1) Mon juron préféré en voiture

«  Connard ! » ou je lâche un bon vieux « Putain ! » qui ne fait pas avancer le schmiblick mais ça va mieux en le disant

 

En fait, je dis « connasse » car je pars toujours du principe qu’un mauvais conducteur est une femme. Ouais, c’est horrible de dire ça mais faut avouer qu’à chaque fois que quelqu’un me fait un sale coup genre sortir de la place de parking sous mon nez sans même regarder ou changer de file pile devant moi sans regarder, ce sont des femmes. Par contre, les voitures qui arrivent à toute berzingue en me faisant des appels de phare pour que je me pousse (oui, il semblerait que ma voiture puisse se glisser sous les camion mais je suis pas au courant) ou qui me font des queues de poisson parce que j’ai osé les doubler et qu’ils ont voulu prendre leur revanche, ce sont des mecs.

 
2) Je pourrais y passer des heures

Dans mon bain, devant la cheminée, dans les bras de mon namoureux, sous la couette.

 
3) La dernière fois que j’ai trop bu…

Lundi, pour le repas de Noël : champagne, vin blanc, vin rouge et à nouveau champagne.

 

En fait, une fois le repas avalé et mon café absorbé, je me suis rendue dans ma chambre pour écraser ma bulle tandis que le reste de la famille regardait Camping… Enfin, ma grand-mère et Yohann dormaient aussi mais comme je tiens à mes cervicales, je suis allée dans mon lit.
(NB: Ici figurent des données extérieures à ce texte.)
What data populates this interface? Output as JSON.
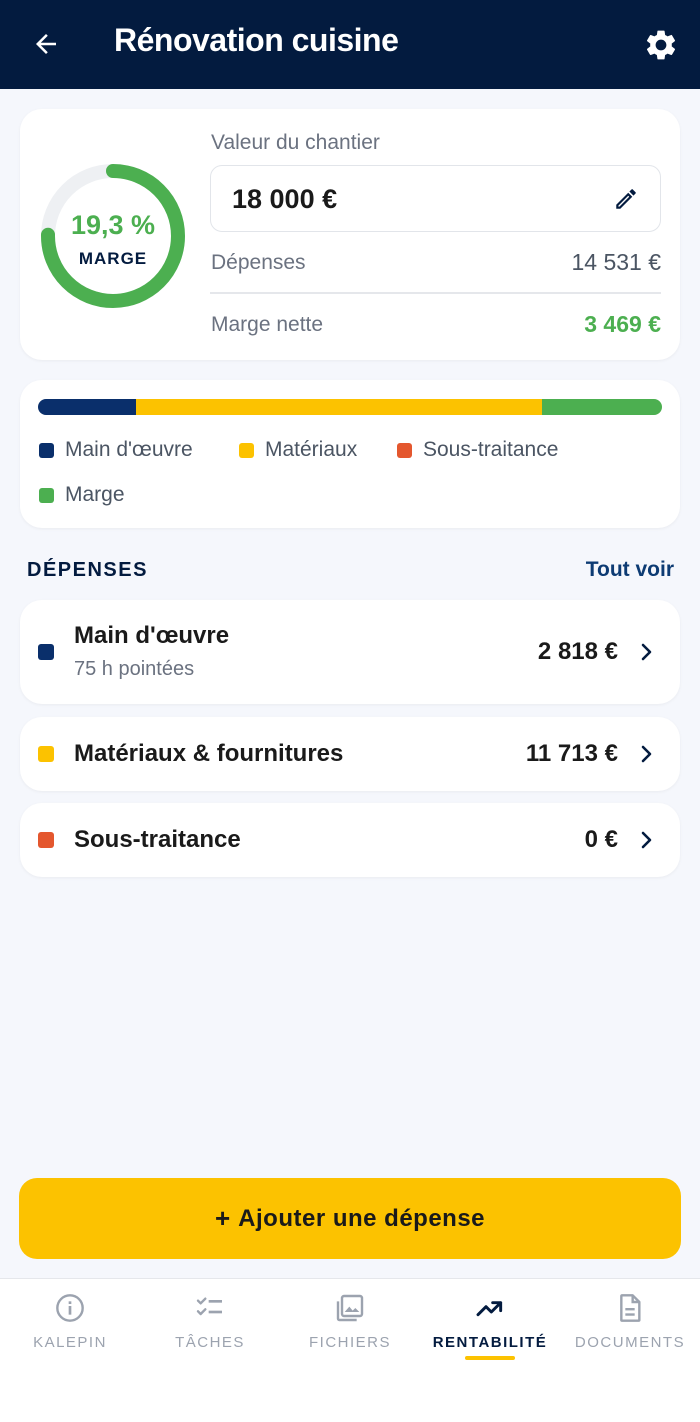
{
  "header": {
    "title": "Rénovation cuisine"
  },
  "summary": {
    "margin_percent": "19,3 %",
    "margin_fraction": 0.193,
    "margin_caption": "MARGE",
    "project_value_label": "Valeur du chantier",
    "project_value": "18 000 €",
    "expenses_label": "Dépenses",
    "expenses_value": "14 531 €",
    "net_margin_label": "Marge nette",
    "net_margin_value": "3 469 €"
  },
  "breakdown": {
    "segments": [
      {
        "name": "Main d'œuvre",
        "fraction": 0.157,
        "color": "#0a2f6b"
      },
      {
        "name": "Matériaux",
        "fraction": 0.65,
        "color": "#fcc200"
      },
      {
        "name": "Sous-traitance",
        "fraction": 0.0,
        "color": "#e4572e"
      },
      {
        "name": "Marge",
        "fraction": 0.193,
        "color": "#4caf50"
      }
    ],
    "legend": {
      "labor": "Main d'œuvre",
      "materials": "Matériaux",
      "subcontracting": "Sous-traitance",
      "margin": "Marge"
    }
  },
  "expenses_section": {
    "title": "DÉPENSES",
    "see_all": "Tout voir",
    "items": [
      {
        "label": "Main d'œuvre",
        "sublabel": "75 h pointées",
        "amount": "2 818 €",
        "color": "#0a2f6b"
      },
      {
        "label": "Matériaux & fournitures",
        "amount": "11 713 €",
        "color": "#fcc200"
      },
      {
        "label": "Sous-traitance",
        "amount": "0 €",
        "color": "#e4572e"
      }
    ]
  },
  "add_button": {
    "plus": "+",
    "label": "Ajouter une dépense"
  },
  "bottom_nav": {
    "items": [
      {
        "label": "KALEPIN",
        "icon": "info-icon"
      },
      {
        "label": "TÂCHES",
        "icon": "checklist-icon"
      },
      {
        "label": "FICHIERS",
        "icon": "image-icon"
      },
      {
        "label": "RENTABILITÉ",
        "icon": "trending-up-icon",
        "active": true
      },
      {
        "label": "DOCUMENTS",
        "icon": "document-icon"
      }
    ]
  },
  "colors": {
    "navy": "#031b3f",
    "accent_yellow": "#fcc200",
    "positive_green": "#4caf50",
    "subcontract_orange": "#e4572e"
  }
}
Mais ça, c’est pas glamour donc on le dit pas dans une interview de star.

 
4) Ma phrase fétiche
Si j’ai pas confiance en moi, personne ne le fera à ma place
 

En fait, ma phrase fétiche, j’en ai une différente par semaine et ça varie selon les circonstances.

 
5) Je me regarde dans la glace et je me dis…
Mouais…
 

En vrai, je me dis que je suis vraiment trop pleine de graisse mais quand je serai célèbre, j’aurais les moyens de me payer une liposuccion et un coach personnel donc y aura plus de soucis à ce niveau là…

 

6) Si je devais choisir entre PPDA et H. Roselmack
Harry, un homme très séduisant
 

Un putain de beau gosse, ouais ! PPDA, même jeune, je le trouvais pas séduisant. Par contre, s’il peut me trouver du boulot, je peux changer d’avis !

 
7)Mon dernier achat ?

Un tailleur très chic pour le réveillon, gilet, chemise et pantalon

 

Acheté chez H&M mais ça fait pas star du tout donc je précise pas. Surtout qu’en vrai, mon dernier achat (hors cadeaux de Noël) fut « la culture générale pour les nuls » mais ça me ferait passer pour une conne. Alors que je pense que tout le monde devrait le lire car on apprend plein de trucs !

 
8) A mon dîner idéal, je réunirais

Jean-Paul Sartre et Simone de Beauvoir, pour voir si leur mode de vie les rendait vraiment heureux

 

Ça, c’est pour faire intellectuelle. Parce qu’en vrai, je prendrais juste mon chéri et moi dans un lieu super génial !

 
9) On me confond avec

Jodie Foster, Gillian Anderson ou Kate Winslet, ça dépend des gens

 

En vrai, on me dit que j’ai de vagues airs de… Sinon, on me confond avec ma sœur mais c’est pas star !

 

10) Dans Desesperate Housewives, vous vous identifiez à :

Susan, la fille qui a une lose incroyable en matière d’amour. Lynette, un peu aussi, la plus humaine de toutes.

 

Je déteste Teri Hatcher, Susan devient super gonflante dans la saison 2 mais je peux pas le dire ça !

 
11) En mode, je me damnerais pour…
Une robe Vanessa Bruno
 

Ça ressemble à quoi une robe Vanessa Bruno ? Non parce que moi, je veux la robe rouge à carreau de chez Promod mais c’est pas du tout star, Promod !

 
12) Un petit creux la nuit ?
Qui dort dîne
 

Non mais je vais pas me relever, une fois couchée, j’ai la flemme.

 

Bon, ils m’emmerdent, moi qui prend exprès de l’eau chaude au citron le matin parce que toutes les stars font ça, ils me le demandent même pas ! N’empêche que c’est bon et ça fait une boisson sans sucre et sans excitant.

 

Bon, promis, je vous mets un article sérieux bientôt, juste que là, je suis claquée et incapable de réfléchir correctement !

 

(interview piquée à Cosmo de janvier, p 16, « Star Express », avec Héléna Noguera)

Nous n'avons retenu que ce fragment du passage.